Devdiscourse News Desk kolkata
Updated: 04-05-2019 02:30 IST
NASA scientists reveal heavy rainfall in Tropical Cyclone Fani

A 3D image and a colour-enhanced rainfall image were created at NASA's Goddard Space Flight Center in Greenbelt, Maryland. Image Credit: NASA/JAXA/JACOB REE

Satellite data revealed heavy rainfall in powerful Tropical Cyclone Fani before it made landfall in northeastern India. Fani brought that soaking rain to the region and continues to drop heavy rainfall on May 3, as it moves toward Bangladesh.

NASA's GPM or Global Precipitation Measurement mission satellite provides information on precipitation from its orbit in space. On May 1 at 7:56 a.m. EDT (1156 UTC), the GPM Core Observatory captured an overpass of the powerful storm as it continued strengthening and moving toward landfall.

A 3D image and a colour-enhanced rainfall image were created at NASA's Goddard Space Flight Center in Greenbelt, Maryland. The images showed how high thunderstorms stretched into the troposphere and measured rainfall rates. GPM found that some of the heaviest rainfall rates were up to 50 millimetres (2 inches) per hour and were in the western quadrant of the storm.

On May 2 at 3:29 a.m. EDT (0729 UTC), the Atmospheric Infrared Sounder or AIRS instrument aboard NASA's Aqua satellite analyzed cloud top temperatures of Tropical Cyclone Fani in infrared light.

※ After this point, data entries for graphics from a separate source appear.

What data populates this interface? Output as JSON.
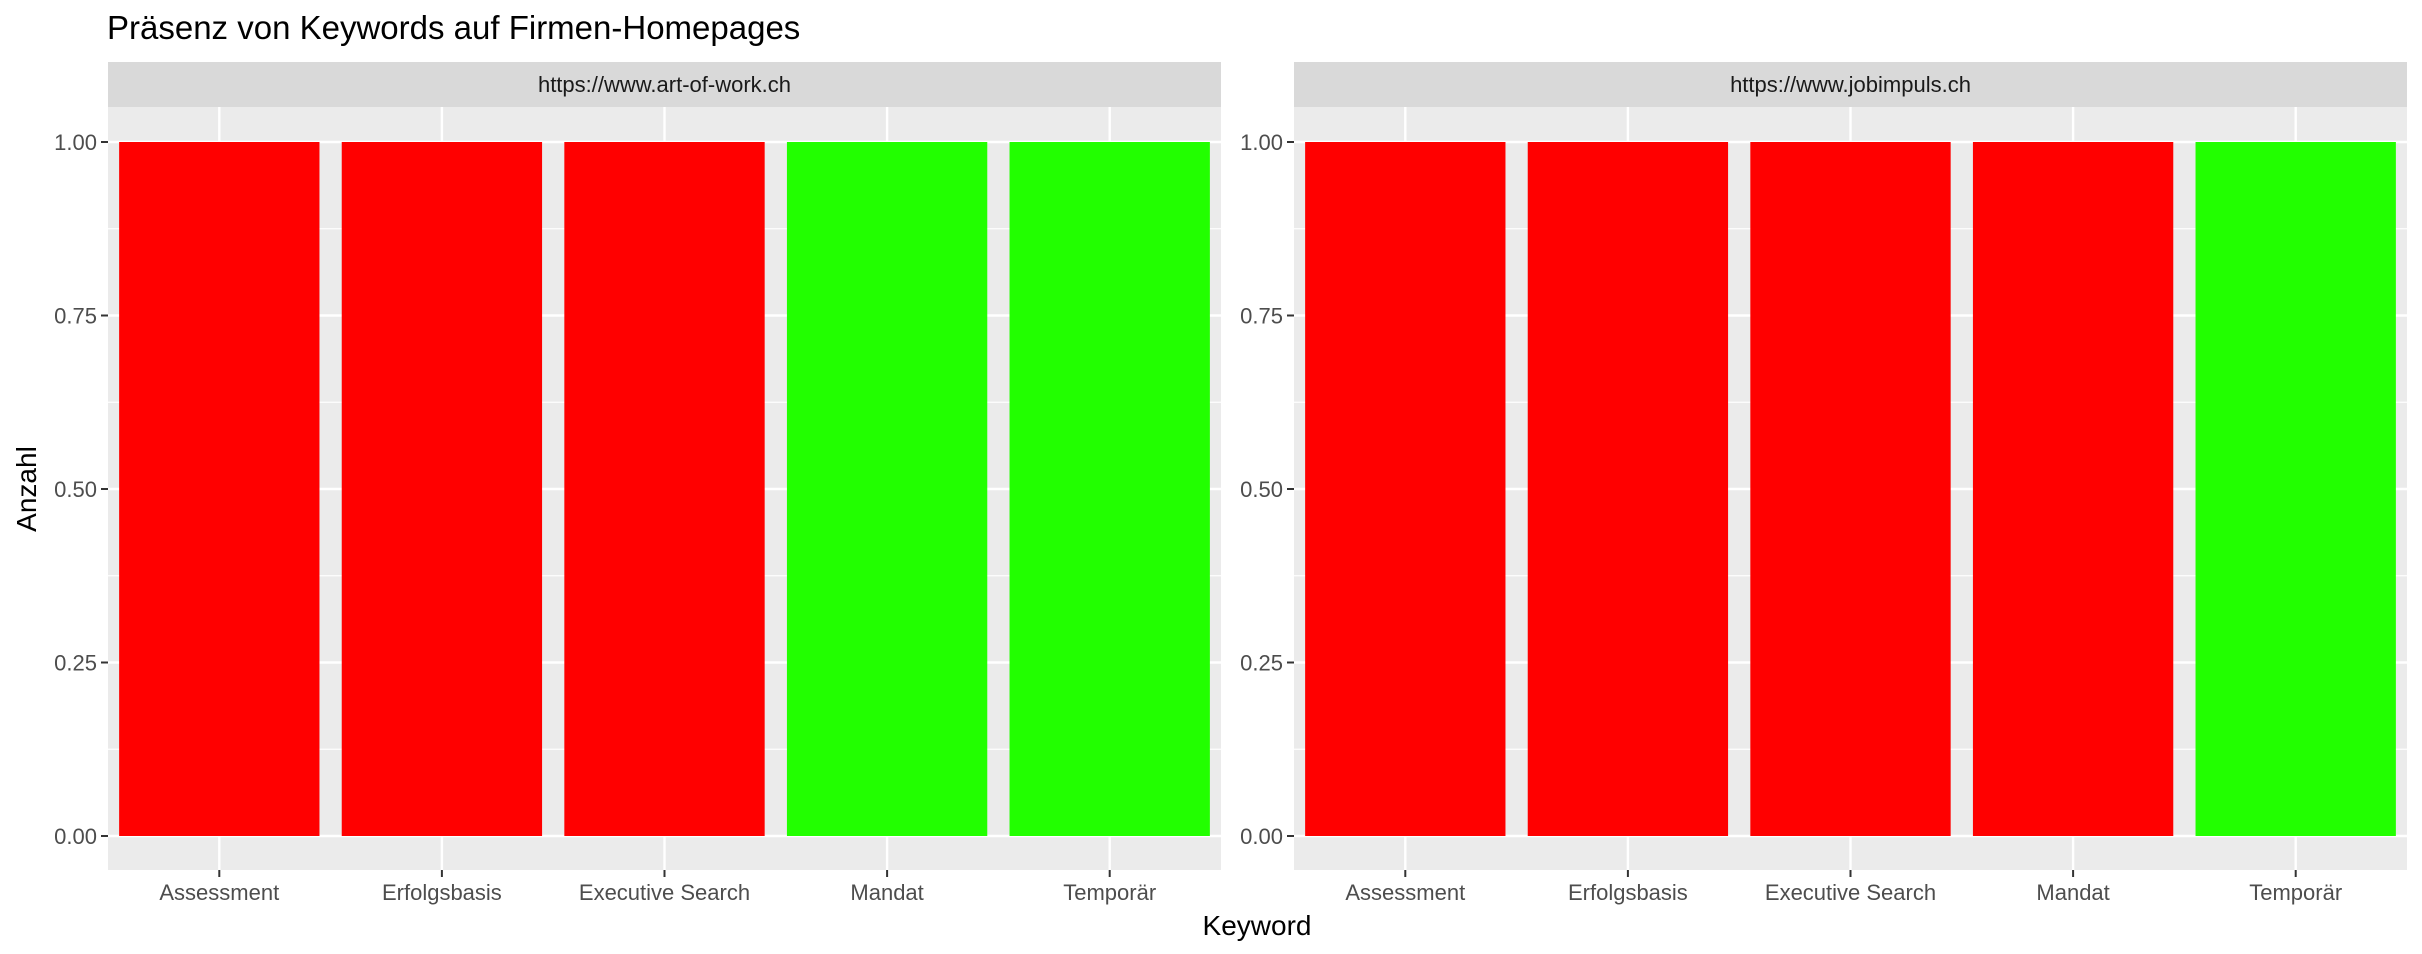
{
  "chart_data": {
    "type": "bar",
    "title": "Präsenz von Keywords auf Firmen-Homepages",
    "xlabel": "Keyword",
    "ylabel": "Anzahl",
    "ylim": [
      0,
      1
    ],
    "yticks": [
      "0.00",
      "0.25",
      "0.50",
      "0.75",
      "1.00"
    ],
    "ytick_values": [
      0,
      0.25,
      0.5,
      0.75,
      1.0
    ],
    "categories": [
      "Assessment",
      "Erfolgsbasis",
      "Executive Search",
      "Mandat",
      "Temporär"
    ],
    "grid": true,
    "legend": "none",
    "colors": {
      "red": "#ff0000",
      "green": "#22ff00"
    },
    "panels": [
      {
        "name": "https://www.art-of-work.ch",
        "values": [
          1,
          1,
          1,
          1,
          1
        ],
        "bar_colors": [
          "#ff0000",
          "#ff0000",
          "#ff0000",
          "#22ff00",
          "#22ff00"
        ]
      },
      {
        "name": "https://www.jobimpuls.ch",
        "values": [
          1,
          1,
          1,
          1,
          1
        ],
        "bar_colors": [
          "#ff0000",
          "#ff0000",
          "#ff0000",
          "#ff0000",
          "#22ff00"
        ]
      }
    ]
  }
}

AIRS found cloud top temperatures of strongest thunderstorms as cold as or colder than minus 80 degrees Fahrenheit (minus 62 degrees Celsius) circling the eye and in a fragmented band of thunderstorms east of the centre.

Satellite data showed there is now a 16 nautical mile-wide round, symmetrical eye surrounded by a thick band of powerful thunderstorms. Cloud top temperatures that cold indicate strong storms that have the capability to create heavy rain.